Na direção dessa compreensão, pode haver muitos tipos de laços (conexões) entre os nós de uma rede. Castells (2004, 2003) e Cardoso (2006) apontam que as redes sociais operam em muitos níveis, desde as relações de parentesco até as redes políticas estabelecidas a partir de partidos e organizações ocupados em divulgar plataformas e reforçar a transparência dos processos políticos.

É essa conjuntura de transformações que constrói uma nova era permeada pelo desenvolvimento de uma tecnologia sofisticada, representada pelas novas TICs. O sistema tecnológico centrado nas TICs permitiu a formação de uma nova economia, um novo sistema de comunicação, uma nova forma de gestão das empresas e de serviços públicos, uma nova cultura e uma (re)estruturação das instituições políticas e administrativas. Possibilitou também uma maior democratização ao permitir que as pessoas atuem como provedores ativos dos conteúdos que circulam na rede. Em contrapartida, surgiram novos problemas sociais e diferentes maneiras de reivindicação e mobilização popular.

A sociedade rede seria então uma arquitetura global de redes de Estados, empresas, organizações e pessoas capazes de se autoprogramarem e, ao mesmo tempo, serem reprogramadas pelos agentes de cada escala de estudo que se tenha atenção. Seria ainda o resultado de diferentes interesses que modelam a vida cotidiana, influenciando motivações exteriores sujeitas à lógica global. Por fim, tal sociedade refletiria os processos de exclusão da própria sociedade rede, entendida não apenas como exclusão digital – a falta de acesso aos sistemas e instrumentos de informação -, mas como uma exclusão da dinâmica de circulação e acumulação que a rede global

organiza. Em outras palavras, sob o império da informação controlada e do processo de geração de uma mais-valia globalizada, a sociedade rede não resolve as questões da pobreza, do desemprego, da redução de políticas sociais e outras mazelas que reproduzimos.

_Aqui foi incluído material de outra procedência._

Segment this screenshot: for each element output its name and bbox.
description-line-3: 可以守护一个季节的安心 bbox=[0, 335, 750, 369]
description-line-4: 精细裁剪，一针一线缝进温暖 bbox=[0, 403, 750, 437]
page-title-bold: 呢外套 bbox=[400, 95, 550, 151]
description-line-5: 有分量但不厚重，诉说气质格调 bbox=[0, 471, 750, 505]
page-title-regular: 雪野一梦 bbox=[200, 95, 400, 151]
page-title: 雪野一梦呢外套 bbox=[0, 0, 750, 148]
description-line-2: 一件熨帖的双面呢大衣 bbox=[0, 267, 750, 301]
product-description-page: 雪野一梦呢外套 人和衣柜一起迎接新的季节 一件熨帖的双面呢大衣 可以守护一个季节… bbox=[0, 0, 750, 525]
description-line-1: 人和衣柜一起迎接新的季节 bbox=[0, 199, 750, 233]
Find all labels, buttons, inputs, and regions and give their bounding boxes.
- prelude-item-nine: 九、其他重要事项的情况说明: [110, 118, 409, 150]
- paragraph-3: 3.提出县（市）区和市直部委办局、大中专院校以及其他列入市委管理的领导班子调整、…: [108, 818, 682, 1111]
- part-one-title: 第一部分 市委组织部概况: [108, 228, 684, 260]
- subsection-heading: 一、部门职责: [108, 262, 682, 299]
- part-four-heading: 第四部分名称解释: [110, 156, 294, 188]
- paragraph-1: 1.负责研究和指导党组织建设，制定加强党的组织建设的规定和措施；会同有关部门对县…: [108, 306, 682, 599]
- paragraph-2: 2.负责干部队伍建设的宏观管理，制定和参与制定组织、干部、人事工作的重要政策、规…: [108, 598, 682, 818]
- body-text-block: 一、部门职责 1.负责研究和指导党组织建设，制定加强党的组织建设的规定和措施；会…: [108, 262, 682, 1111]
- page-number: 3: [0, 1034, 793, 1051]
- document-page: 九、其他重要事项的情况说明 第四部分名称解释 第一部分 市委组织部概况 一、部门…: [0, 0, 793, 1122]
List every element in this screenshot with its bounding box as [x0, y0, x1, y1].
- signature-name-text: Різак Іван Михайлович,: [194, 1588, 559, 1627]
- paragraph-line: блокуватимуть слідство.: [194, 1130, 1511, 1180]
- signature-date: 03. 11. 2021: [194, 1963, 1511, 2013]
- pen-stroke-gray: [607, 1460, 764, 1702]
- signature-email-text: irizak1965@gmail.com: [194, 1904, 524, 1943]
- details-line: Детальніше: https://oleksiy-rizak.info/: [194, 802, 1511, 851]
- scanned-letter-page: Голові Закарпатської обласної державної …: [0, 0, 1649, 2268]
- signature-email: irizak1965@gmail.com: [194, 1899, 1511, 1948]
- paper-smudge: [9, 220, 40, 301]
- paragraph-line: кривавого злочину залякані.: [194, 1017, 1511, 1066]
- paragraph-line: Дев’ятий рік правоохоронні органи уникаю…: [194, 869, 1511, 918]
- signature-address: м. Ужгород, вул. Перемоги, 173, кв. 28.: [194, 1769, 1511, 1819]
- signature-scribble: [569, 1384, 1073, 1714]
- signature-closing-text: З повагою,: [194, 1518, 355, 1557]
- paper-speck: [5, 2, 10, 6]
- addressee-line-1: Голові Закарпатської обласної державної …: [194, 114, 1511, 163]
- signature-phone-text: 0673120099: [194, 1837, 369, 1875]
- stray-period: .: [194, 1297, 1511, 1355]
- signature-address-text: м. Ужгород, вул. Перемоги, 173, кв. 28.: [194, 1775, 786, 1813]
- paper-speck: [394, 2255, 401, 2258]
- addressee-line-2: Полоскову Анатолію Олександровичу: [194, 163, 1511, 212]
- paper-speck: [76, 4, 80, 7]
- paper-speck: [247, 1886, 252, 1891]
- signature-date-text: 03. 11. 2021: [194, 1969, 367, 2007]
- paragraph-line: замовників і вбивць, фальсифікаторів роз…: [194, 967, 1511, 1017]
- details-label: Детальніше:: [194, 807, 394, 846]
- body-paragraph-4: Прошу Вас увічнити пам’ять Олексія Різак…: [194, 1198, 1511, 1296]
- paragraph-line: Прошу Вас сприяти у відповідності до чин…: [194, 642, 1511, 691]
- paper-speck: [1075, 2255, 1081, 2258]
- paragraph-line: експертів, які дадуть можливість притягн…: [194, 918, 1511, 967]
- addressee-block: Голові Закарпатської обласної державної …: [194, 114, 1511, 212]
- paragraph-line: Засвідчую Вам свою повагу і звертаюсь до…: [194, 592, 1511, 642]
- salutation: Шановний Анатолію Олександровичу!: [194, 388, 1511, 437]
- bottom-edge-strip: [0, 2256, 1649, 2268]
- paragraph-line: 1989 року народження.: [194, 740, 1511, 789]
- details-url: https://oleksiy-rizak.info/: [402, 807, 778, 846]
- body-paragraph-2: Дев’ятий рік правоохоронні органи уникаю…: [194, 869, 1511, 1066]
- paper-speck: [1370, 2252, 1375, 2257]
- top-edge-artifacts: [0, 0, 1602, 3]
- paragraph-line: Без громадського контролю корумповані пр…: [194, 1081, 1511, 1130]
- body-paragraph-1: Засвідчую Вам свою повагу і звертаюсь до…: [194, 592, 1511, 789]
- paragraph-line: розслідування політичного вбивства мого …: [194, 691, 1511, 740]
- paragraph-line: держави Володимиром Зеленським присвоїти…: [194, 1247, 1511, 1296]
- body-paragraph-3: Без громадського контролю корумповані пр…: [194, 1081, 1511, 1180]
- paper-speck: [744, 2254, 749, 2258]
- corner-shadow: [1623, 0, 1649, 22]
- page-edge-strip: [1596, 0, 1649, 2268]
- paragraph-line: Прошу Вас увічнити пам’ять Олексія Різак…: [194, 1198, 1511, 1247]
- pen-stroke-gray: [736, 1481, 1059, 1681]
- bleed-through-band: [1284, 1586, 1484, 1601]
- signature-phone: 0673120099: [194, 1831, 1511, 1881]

Ao falar no paradigma do informacionalismo, Castells (2004) não apresenta a informação e o conhecimento como características exclusivas de nosso tempo, posto que ambos sejam tão essenciais ao momento em que vivemos quanto o foram em sociedades e momentos anteriores. O específico da nova sociedade é que tais tecnologias foram colocadas a serviço da criação de um conjunto de relações sociedade-tecnologia, da criação de uma sociedade rede. Se essa estrutura social dominante fosse apenas consequência do desenvolvimento de tecnologias de informação e comunicação, bastaria disseminar tais tecnologias pelo espaço que constituiríamos uma sociedade rede. O que se destaca é que a tecnologia por si não torna a sociedade atual diferente das anteriores, se não for acompanhada por transformações culturais, organizativas e institucionais.